Aspects to Consider Before Restructuring
The interests of the shareholders and company are vital. While all corporate restructuring is ostensibly done for the best interests of the shareholders and company, outcome and intentions may not necessarily align. For example, not all shareholders may be happy with a rearrangement of the share capital structure. One crucial factor in overcoming this challenge is effective communication with all stakeholders.

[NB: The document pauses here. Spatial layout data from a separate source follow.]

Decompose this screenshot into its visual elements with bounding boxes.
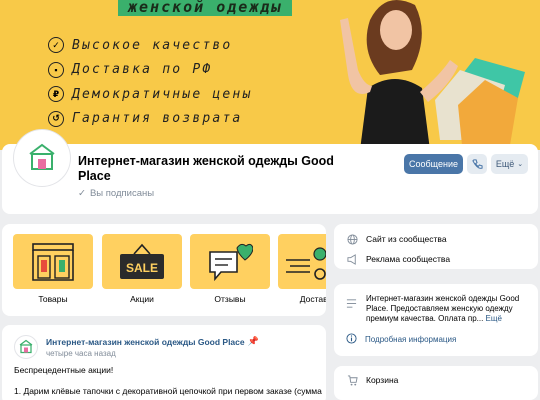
info-icon: [346, 333, 357, 346]
feature-item: ₽ Демократичные цены: [48, 82, 252, 107]
cart-card: Корзина: [334, 366, 538, 400]
more-button-label: Ещё: [495, 159, 515, 169]
post-author-name: Интернет-магазин женской одежды Good Pla…: [46, 336, 245, 347]
post-timestamp[interactable]: четыре часа назад: [46, 349, 116, 358]
cart-label: Корзина: [366, 375, 399, 385]
cover-title: женской одежды: [118, 0, 293, 16]
svg-text:SALE: SALE: [126, 261, 158, 275]
post-text-line: 1. Дарим клёвые тапочки с декоративной ц…: [14, 386, 322, 396]
detailed-info-label: Подробная информация: [365, 335, 457, 344]
subscription-status-label: Вы подписаны: [89, 188, 155, 199]
about-description: Интернет-магазин женской одежды Good Pla…: [366, 294, 531, 324]
storefront-icon: [32, 242, 74, 281]
pin-icon: 📌: [247, 336, 259, 346]
community-links-card: Сайт из сообщества Реклама сообщества: [334, 224, 538, 269]
subscription-status[interactable]: ✓ Вы подписаны: [78, 188, 154, 199]
category-label: Доставка: [299, 294, 326, 304]
community-header-card: Интернет-магазин женской одежды Good Pla…: [2, 130, 538, 214]
feature-item: ▪ Доставка по РФ: [48, 58, 252, 83]
more-button[interactable]: Ещё ⌄: [491, 154, 528, 174]
megaphone-icon: [346, 253, 358, 265]
about-card: Интернет-магазин женской одежды Good Pla…: [334, 284, 538, 356]
wall-post: Интернет-магазин женской одежды Good Pla…: [2, 325, 326, 400]
community-name: Интернет-магазин женской одежды Good Pla…: [78, 154, 334, 183]
detailed-info-link[interactable]: Подробная информация: [346, 333, 456, 346]
category-sales[interactable]: SALE Акции: [102, 234, 182, 304]
store-logo-icon: [29, 143, 55, 170]
category-tile[interactable]: [278, 234, 326, 289]
post-author-link[interactable]: Интернет-магазин женской одежды Good Pla…: [46, 336, 259, 347]
ruble-icon: ₽: [48, 86, 64, 103]
feature-text: Гарантия возврата: [72, 111, 243, 127]
category-delivery[interactable]: Доставка: [278, 234, 326, 304]
feature-item: ✓ Высокое качество: [48, 33, 252, 58]
store-logo-icon: [19, 339, 33, 354]
category-products[interactable]: Товары: [13, 234, 93, 304]
cart-icon: [346, 374, 358, 386]
category-tile[interactable]: SALE: [102, 234, 182, 289]
category-tile[interactable]: [190, 234, 270, 289]
cart-link[interactable]: Корзина: [334, 370, 538, 390]
feature-item: ↺ Гарантия возврата: [48, 107, 252, 132]
about-more-link[interactable]: Ещё: [486, 314, 502, 323]
cover-banner: женской одежды ✓ Высокое качество ▪ Дост…: [0, 0, 540, 150]
return-arrow-icon: ↺: [48, 110, 64, 127]
feature-text: Демократичные цены: [72, 86, 253, 102]
checkmark-icon: ✓: [78, 188, 86, 199]
message-button[interactable]: Сообщение: [404, 154, 463, 174]
ads-link-label: Реклама сообщества: [366, 254, 451, 264]
post-author-avatar[interactable]: [14, 335, 38, 359]
info-lines-icon: [346, 296, 357, 314]
chevron-down-icon: ⌄: [517, 161, 524, 168]
site-link[interactable]: Сайт из сообщества: [334, 229, 538, 249]
category-label: Товары: [38, 294, 68, 304]
community-avatar[interactable]: [14, 130, 70, 186]
feature-text: Доставка по РФ: [72, 62, 213, 78]
sale-sign-icon: SALE: [120, 243, 164, 279]
globe-icon: [346, 233, 358, 245]
model-with-shopping-bags-image: [340, 0, 525, 150]
delivery-truck-icon: ▪: [48, 61, 64, 78]
catalog-sections: Товары SALE Акции Отзывы Достав: [2, 224, 326, 316]
ads-link[interactable]: Реклама сообщества: [334, 249, 538, 269]
call-button[interactable]: [467, 154, 487, 174]
site-link-label: Сайт из сообщества: [366, 234, 447, 244]
heart-chat-icon: [209, 243, 253, 281]
post-text-line: Беспрецедентные акции!: [14, 365, 114, 375]
feature-list: ✓ Высокое качество ▪ Доставка по РФ ₽ Де…: [48, 33, 252, 131]
quality-badge-icon: ✓: [48, 37, 64, 54]
category-tile[interactable]: [13, 234, 93, 289]
feature-text: Высокое качество: [72, 37, 233, 53]
category-label: Отзывы: [214, 294, 246, 304]
category-reviews[interactable]: Отзывы: [190, 234, 270, 304]
delivery-icon: [286, 246, 326, 280]
category-label: Акции: [130, 294, 154, 304]
phone-icon: [471, 158, 483, 169]
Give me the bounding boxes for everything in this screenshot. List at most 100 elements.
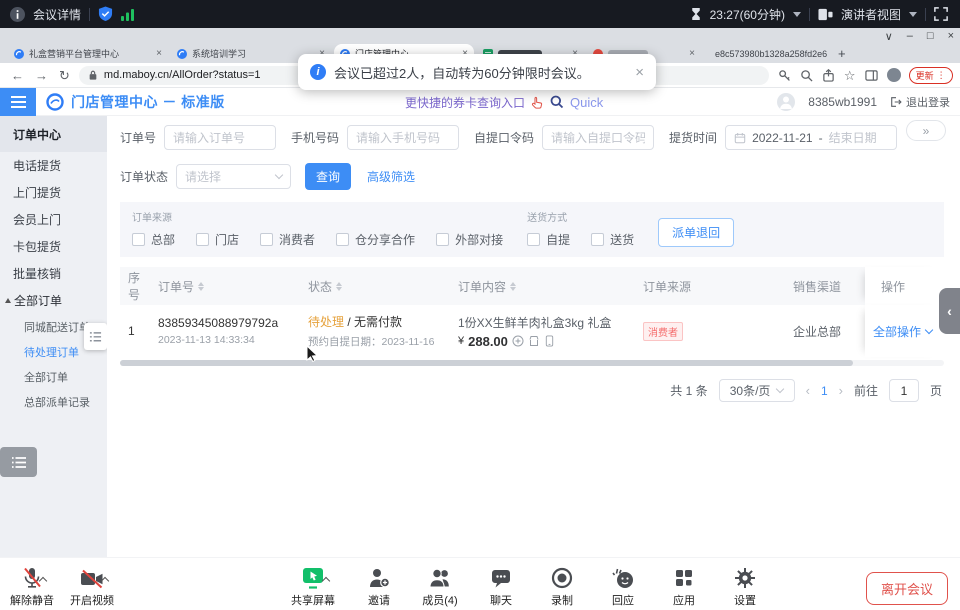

Evaluating legal and regulatory risks is also paramount. Staff reductions, a common feature of corporate restructurings, open up the potential for retaliatory action if not carefully managed. The same goes for the alteration of contracts – whether with employees, suppliers, or customers – that may be required as part of a restructuring. And, of course, legal and regulatory risks are ever-present whenever insolvency is the primary reason behind a restructuring.
We also need to consider the risks to the company or directors. All corporate restructurings carry some level of risk – the key is understanding and mitigating them ahead of time. Beyond apparent risks such as regulatory or business, there are also other more subtle ones such as the potential of negative publicity and lowered employee morale which must also be examined.
Then there are the effects on tax liabilities. Standard restructuring items such as disposals or asset transfers can have considerable tax implications on the business – even if tax efficiency is not the primary intention behind the restructuring. A thorough review of tax implications is thus a prerequisite for almost all restructurings.
An important question to ask is whether the benefits are worth the costs. Corporate restructurings are complex processes that can entail high costs. As such, the simple truth is that not all reorganizations may be able to generate a justifiable return on investment. Being able to perform a comprehensive cost-benefit analysis on a potential restructuring (a challenge in and of itself) is crucial for a successful shakeup.
Finally, it is essential to decide what action to implement to and when to do it. There might be multiple options and approaches for restructuring – including how to handle any internal roadblocks before proceeding with any restructuring. With so many different possible actions falling under the corporate restructuring umbrella, thorough planning, assessment and understanding which action to implement – and when to do it – is harder than it seems on the surface.